The European People’s Party (EPP), the largest political grouping in the European Parliament, has called for a review of banking practices in Switzerland, saying that the country be included in the EU’s dirty-money blacklist after leaked Credit Suisse documents revealed the bank’s dealings with shady clientele.

The Switzerland banking giant has reportedly served a motley client roster for decades, which included heads of state and spy chiefs, as well as human rights abusers and sanctioned individuals.

“The ‘Swiss Secrets’ findings point to massive shortcomings of Swiss banks when it comes to the prevention of money laundering,” the EPP’s coordinator on economic affairs Markus Ferber said, adding: “When Swiss banks fail to apply international anti-money-laundering standards properly, Switzerland itself becomes a high-risk jurisdiction.”

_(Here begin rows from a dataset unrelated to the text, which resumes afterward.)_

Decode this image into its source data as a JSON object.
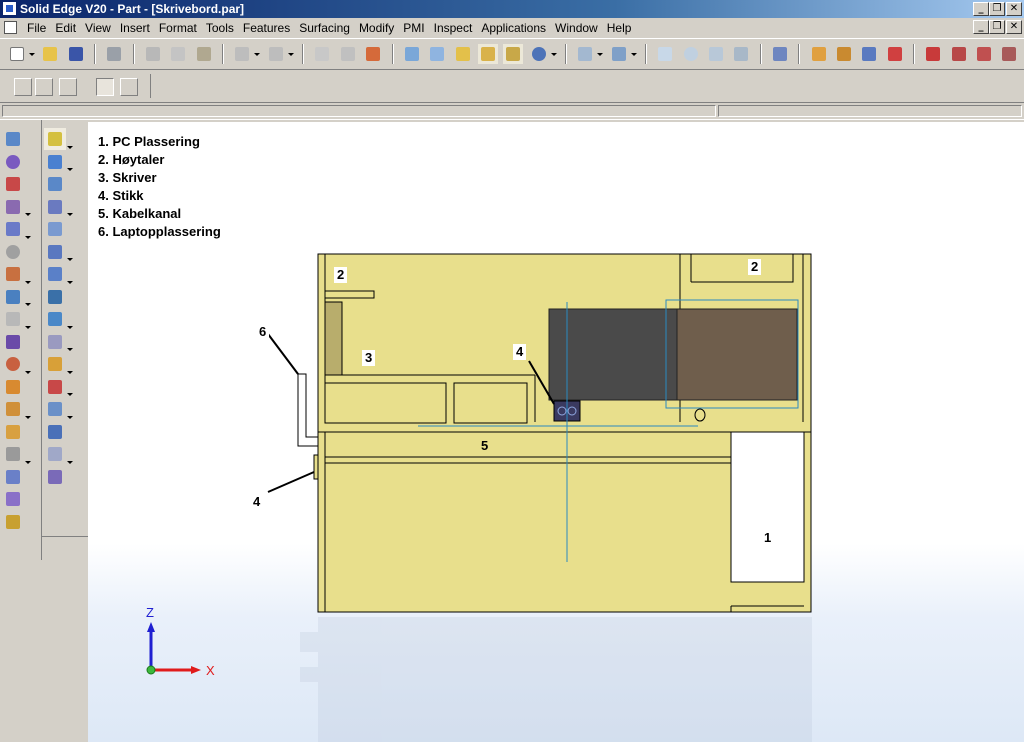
{
  "window": {
    "title": "Solid Edge V20 - Part - [Skrivebord.par]",
    "controls": [
      "_",
      "❐",
      "✕"
    ]
  },
  "menu": [
    "File",
    "Edit",
    "View",
    "Insert",
    "Format",
    "Tools",
    "Features",
    "Surfacing",
    "Modify",
    "PMI",
    "Inspect",
    "Applications",
    "Window",
    "Help"
  ],
  "legend": [
    "1. PC Plassering",
    "2. Høytaler",
    "3. Skriver",
    "4. Stikk",
    "5. Kabelkanal",
    "6. Laptopplassering"
  ],
  "callouts": {
    "c1": "1",
    "c2a": "2",
    "c2b": "2",
    "c3": "3",
    "c4a": "4",
    "c4b": "4",
    "c5": "5",
    "c6": "6"
  },
  "axes": {
    "z": "Z",
    "x": "X"
  },
  "colors": {
    "model_fill": "#e8df8c",
    "model_edge": "#000000",
    "dark_block": "#4a4a4a",
    "brown_block": "#6f5e4c",
    "axis_blue": "#1f1fd1",
    "axis_red": "#e01b1b",
    "construction_line": "#2a8ac0",
    "titlebar_start": "#0a246a"
  }
}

The EPP released the proposal following media reports on Monday on the results of investigations into the leak of data on thousands of accounts held at the bank during recent decades.

The investigation, called Suisse Secrets, identified clients of the Swiss bank who had been involved in torture, drug trafficking, money laundering, corruption, and other serious crimes.

Credit Suisse has strongly rejected any allegations of wrongdoing, saying that the media reports were based on “selective information taken out of context, resulting in tendentious interpretations of the bank’s business conduct.”

If Switzerland is added to the blacklist, it would face the kind of enhanced due diligence applied to transactions linked to nations including Iran, Myanmar, Syria and North Korea. The EU money-laundering blacklist currently comprises 21 countries, none of which are European.